Deploy the new error handling code
  1. Navigate to the AWS CloudFormation console

  2. Click on the HealthCheckLab stack

  3. Click Update

  4. Leave Use current template selected and click Next

  5. Find the ServerCodeUrl parameter and enter the following:

     https://aws-well-architected-labs-ohio.s3.us-east-2.amazonaws.com/Healthcheck/Code/server_errorhandling.py
    
  6. Click Next until the last page

  7. At the bottom of the page, select I acknowledge that AWS CloudFormation might create IAM resources with custom names

  8. Click Update stack

  9. Click on Events, and click the refresh icon to observe the stack progress

    • New EC2 instances running the error handling code are being deployed
    • When stack status is CREATE_COMPLETE (about four minutes) then continue

2.3.3 Error handling code

This is the error handling code from server_errorhandling.py . The Option 2 - Assisted option uses this code. If you used the Option 1 - Expert option, you can consult this code as a guide.

Code:

Click here to see the code:

2.3.4 Observe behavior of web service with added error handling

  1. After the new error-handling code has successfully deployed, refresh the test web service page multiple times. Observe:

    • It works. It no longer returns an error
    • All three EC2 instances and Availability Zones are being used
    • A default recommendation for Valued Customer is displayed instead of a user-personalized one
    • There is now Diagnostic Info. What does it mean?
  2. Refer back to the newly deployed code to understand why the website behaves this way now

The Website is working again, but in a degraded capacity since it is no longer serving personalized recommendations. While this is less than ideal, it is much better than when it was failing with http 502 errors.
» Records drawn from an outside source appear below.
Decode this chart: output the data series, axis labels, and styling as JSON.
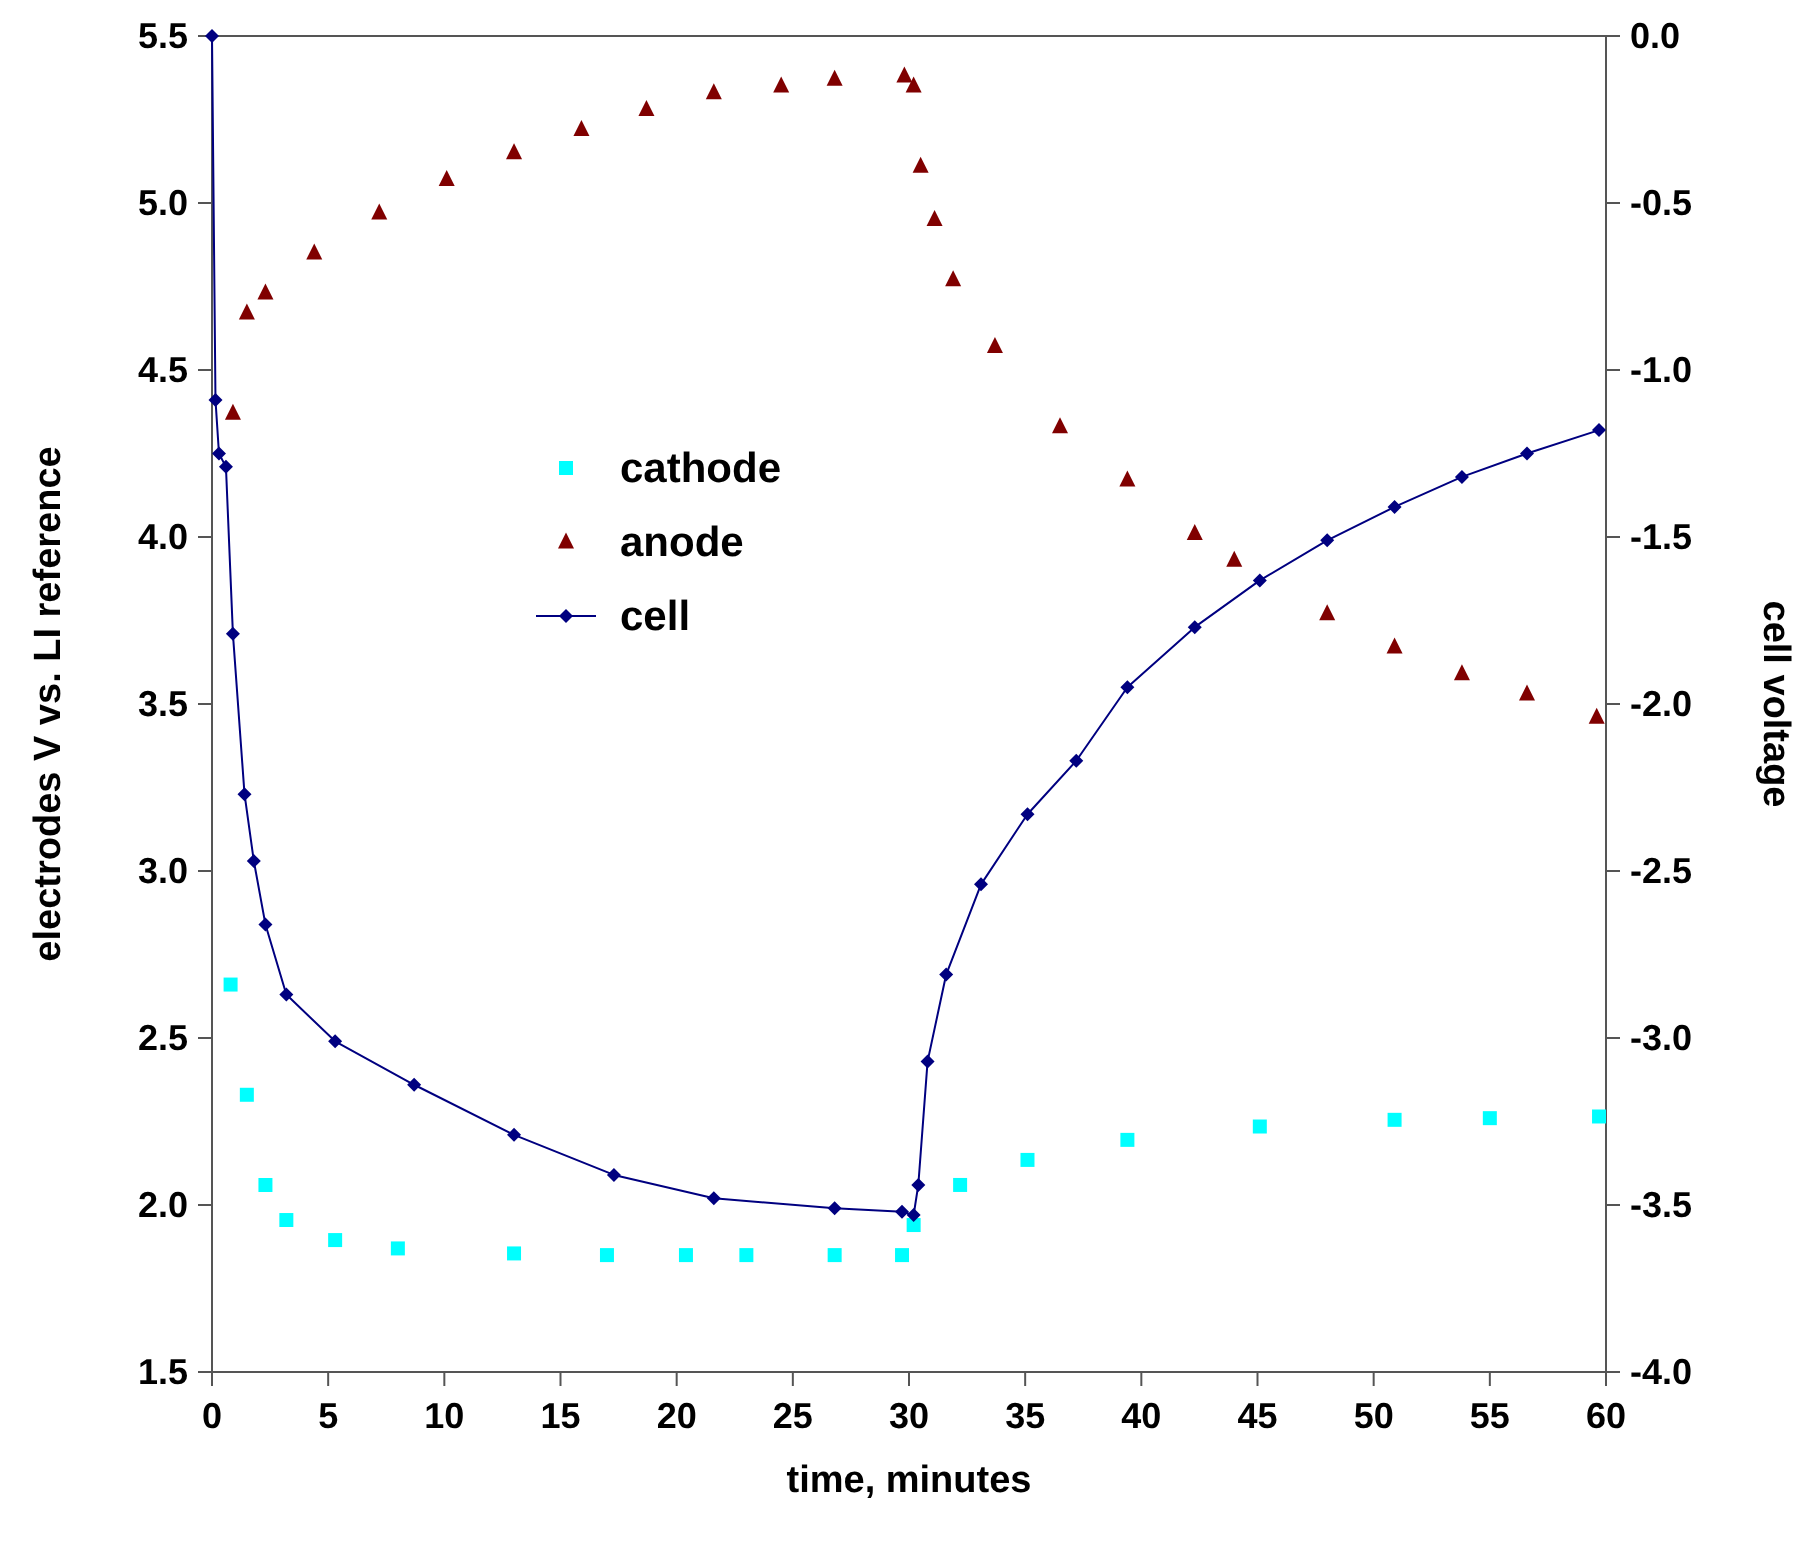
{
  "chart_data": {
    "type": "scatter",
    "xlabel": "time, minutes",
    "ylabel": "electrodes V vs. LI reference",
    "y2label": "cell voltage",
    "xlim": [
      0,
      60
    ],
    "xticks": [
      0,
      5,
      10,
      15,
      20,
      25,
      30,
      35,
      40,
      45,
      50,
      55,
      60
    ],
    "ylim": [
      1.5,
      5.5
    ],
    "yticks": [
      1.5,
      {
        "value": 2,
        "label": "2.0"
      },
      2.5,
      {
        "value": 3,
        "label": "3.0"
      },
      3.5,
      {
        "value": 4,
        "label": "4.0"
      },
      4.5,
      {
        "value": 5,
        "label": "5.0"
      },
      5.5
    ],
    "y2lim": [
      -4,
      0
    ],
    "y2ticks": [
      {
        "value": -4,
        "label": "-4.0"
      },
      -3.5,
      {
        "value": -3,
        "label": "-3.0"
      },
      -2.5,
      {
        "value": -2,
        "label": "-2.0"
      },
      -1.5,
      {
        "value": -1,
        "label": "-1.0"
      },
      -0.5,
      {
        "value": 0,
        "label": "0.0"
      }
    ],
    "grid": false,
    "legend": "left",
    "series": [
      {
        "name": "cathode",
        "marker": "square",
        "color": "#00ffff",
        "x": [
          0.8,
          1.5,
          2.3,
          3.2,
          5.3,
          8,
          13,
          17,
          20.4,
          23,
          26.8,
          29.7,
          30.2,
          32.2,
          35.1,
          39.4,
          45.1,
          50.9,
          55,
          59.7
        ],
        "values": [
          2.66,
          2.33,
          2.06,
          1.955,
          1.895,
          1.87,
          1.855,
          1.85,
          1.85,
          1.85,
          1.85,
          1.85,
          1.94,
          2.06,
          2.135,
          2.195,
          2.235,
          2.255,
          2.26,
          2.265
        ]
      },
      {
        "name": "anode",
        "marker": "triangle",
        "color": "#800000",
        "x": [
          0.9,
          1.5,
          2.3,
          4.4,
          7.2,
          10.1,
          13,
          15.9,
          18.7,
          21.6,
          24.5,
          26.8,
          29.8,
          30.2,
          30.5,
          31.1,
          31.9,
          33.7,
          36.5,
          39.4,
          42.3,
          44,
          48,
          50.9,
          53.8,
          56.6,
          59.6
        ],
        "values": [
          4.37,
          4.67,
          4.73,
          4.85,
          4.97,
          5.07,
          5.15,
          5.22,
          5.28,
          5.33,
          5.35,
          5.37,
          5.38,
          5.35,
          5.11,
          4.95,
          4.77,
          4.57,
          4.33,
          4.17,
          4.01,
          3.93,
          3.77,
          3.67,
          3.59,
          3.53,
          3.46
        ]
      },
      {
        "name": "cell",
        "type": "line",
        "axis": "y2",
        "marker": "diamond",
        "line_style": "solid",
        "color": "#000080",
        "x": [
          0,
          0.15,
          0.3,
          0.6,
          0.9,
          1.4,
          1.8,
          2.3,
          3.2,
          5.3,
          8.7,
          13,
          17.3,
          21.6,
          26.8,
          29.7,
          30.2,
          30.4,
          30.8,
          31.6,
          33.1,
          35.1,
          37.2,
          39.4,
          42.3,
          45.1,
          48,
          50.9,
          53.8,
          56.6,
          59.7
        ],
        "values": [
          0,
          -1.09,
          -1.25,
          -1.29,
          -1.79,
          -2.27,
          -2.47,
          -2.66,
          -2.87,
          -3.01,
          -3.14,
          -3.29,
          -3.41,
          -3.48,
          -3.51,
          -3.52,
          -3.53,
          -3.44,
          -3.07,
          -2.81,
          -2.54,
          -2.33,
          -2.17,
          -1.95,
          -1.77,
          -1.63,
          -1.51,
          -1.41,
          -1.32,
          -1.25,
          -1.18
        ]
      }
    ]
  }
}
The RecommendationService is not available, so the app instead returns a static response (the default recommendation) instead of the data it would have obtained from RecommendationService.

Well-Architected for Reliability: Best practice
Implement graceful degradation to transform applicable hard dependencies into soft dependencies: When a component’s dependencies are unhealthy, the component itself can still function, although in a degraded manner. For example, when a dependency call fails, instead use a predetermined static response.